Secondly, please guide me regarding how I should interpret the scaled residuals graph. In some of my other simulation projects, these curves seemed to "flatten out" to a straight line after many iterations, whereas here, I'm seeing a nice periodic and oscillating curve form. How to tell from this curve whether the simulation is proceeding "the right way"?

[Rob]

The residuals look very transient - are you solving transient or steady? For moving mesh it should be the former, and check each time step converges.
The viscosity ratio can be linked to poor mesh, but is more often down to boundary conflicts or domain scale. The former is where you set a very high (or low) value for k, e, intensity etc which the solver finds to not tie up with the flow field. The latter is for very big domains where the size of the turbulent eddies give high turbulent viscosity.
Check plots of k, e, w etc to see what's going on.

[HPatil]

Yes, it is a transient solution. Well, I think it has to be, since I want to show the vortex propagation at different flow times. Can't moving mesh be enabled for a transient solution?
Secondly, just based on the Scaled Residuals graph, is it possible to figure out if the simulation is running correctly? So, for example, in the above graph, what does the periodic and oscillatory nature of the residuals signify? Are there any other conclusions we can draw from it?

[Rob]

Moving mesh needs to be transient as the geometry position changes with time.
When running transient you're looking for convergence in each, and every, time step. The saw tooth plot implies that you're either getting convergence (good) or hitting the max iterations per time step (generally not good).
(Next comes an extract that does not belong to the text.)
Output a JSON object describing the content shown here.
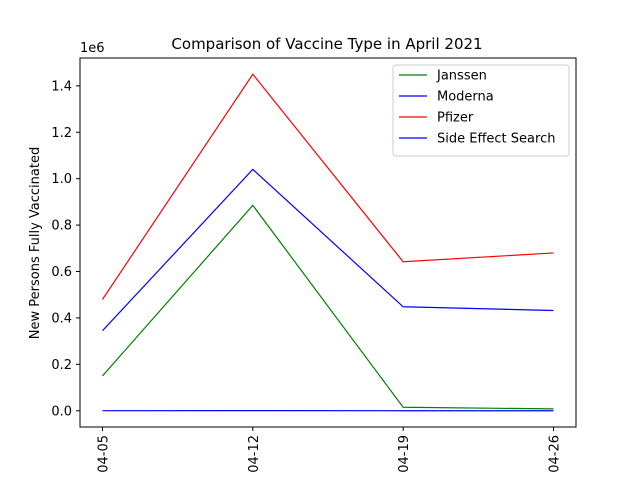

Look at the messages in the TUI. If you're not getting convergence in 10-15 iterations you need to reduce the time step.

[HPatil]

My apologies, I interpreted incorrectly. Yep, quite obvious that moving mesh has to be transient. How silly of me :)
Yes, for most time steps, it was hitting the max. iterations (10) per time step. Only in a few of them did I get convergence at the 9th iteration.
Thank you for your help. I still haven't found the time to look at the dynamic mesh tutorials, so I will get back to you once I do. Please keep this thread open.
Regards